Сандакчесский экспресс исчез так же таинственно, как и появился. Я было успокоился, как вдруг из-за носа плашкоута выскочила обшарпанная лодчонка и, описав круг, приблизилась. В ней сидел не кто иной, как гоголеобразный Эдуард, который меня узнал не сразу, а только когда сбавил ход. Его продолжало бессильно подносить ко мне, по мере того как в глазах догорало замешательство и запоздалое поползновение проехать мимо. Он понимал, что весёлый раскат по реке нарушает образ его безмоторности. Он храбро переборол себя, широко улыбаясь, подцепился к борту и вытащил затёртую коньячную бутылку. Я расшифровал на ней надпись «Дон Карлос».
— Здорррово, Серрёга! Кого-кого, а уж тебя я не ожидал тут встретить! Отты мужик — чрез реку вж-ж-жик! Ты смотри, тихой-тихой, а вон какую пароходину отхватил, ха-ха-ха! А я думал, это Щепоткин, хе-хе!

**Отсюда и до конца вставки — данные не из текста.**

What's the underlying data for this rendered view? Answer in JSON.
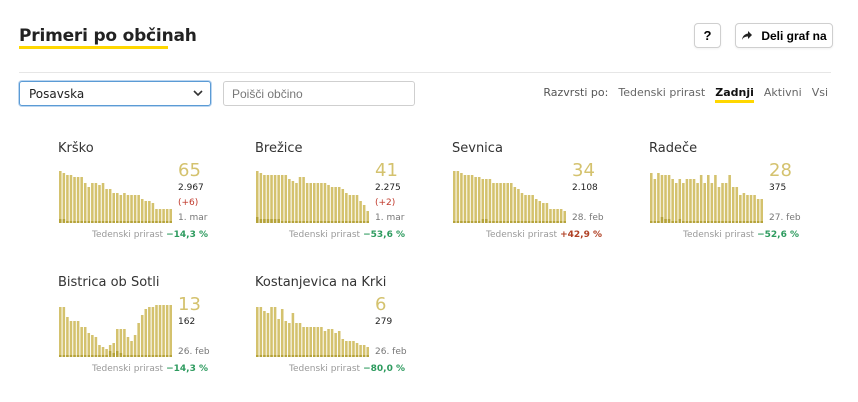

Он сам как от щекотки хохотнул над тем, как переиначил Щепоткина: хмель высвободил в нём словесную жилку, и он то переиначивал слова, то рифмовал. Глаза были красными. Веселый и взбудораженный, распираемый предыдущими приключениями, Эдик потряс бутылкой:
— Хе-хе. А я еду с рыбалки, выпить охота, сначала Мотю встретил, с ним давай сначала, ну… — Он вдруг нахмурился, опустил глаза и сказал скрипуче: — Он не хоте-е-ел, правда… у него дела, на участок собирается, ещё вечером тугунить… — Эдя развёл руками: — А чо поделать? Пришлось Мотьку затравить. Неправильно, конечно: он теперь не остановится. — Эдя стряхнул сожаление и добавил с вызовом: — Ну и чо теперь? Не попадайся навстречу! Сам, когда ему надо, глыкат по-тихой, чтоб баба не видела, а тут я виноват! — И решительно махнул рукой: — Короче, он уехал, а я смотрю, сандакчесский экспресс прёт, я к нему, а там ребята молодые, один рулит, остальные у печки сидят, мы, грят, бражничам… садись с нами… Брага такая, как яблоко… холодная, ррезкая, аж в нос шибат, — он с силой сжал кулак. — В общем, пображничал с ними с превеликим удовольствием, отцепился, смотрю ещё какая-то трахома ташшытся сверху, подъехал — плашкоут Снежанкин. Будешь?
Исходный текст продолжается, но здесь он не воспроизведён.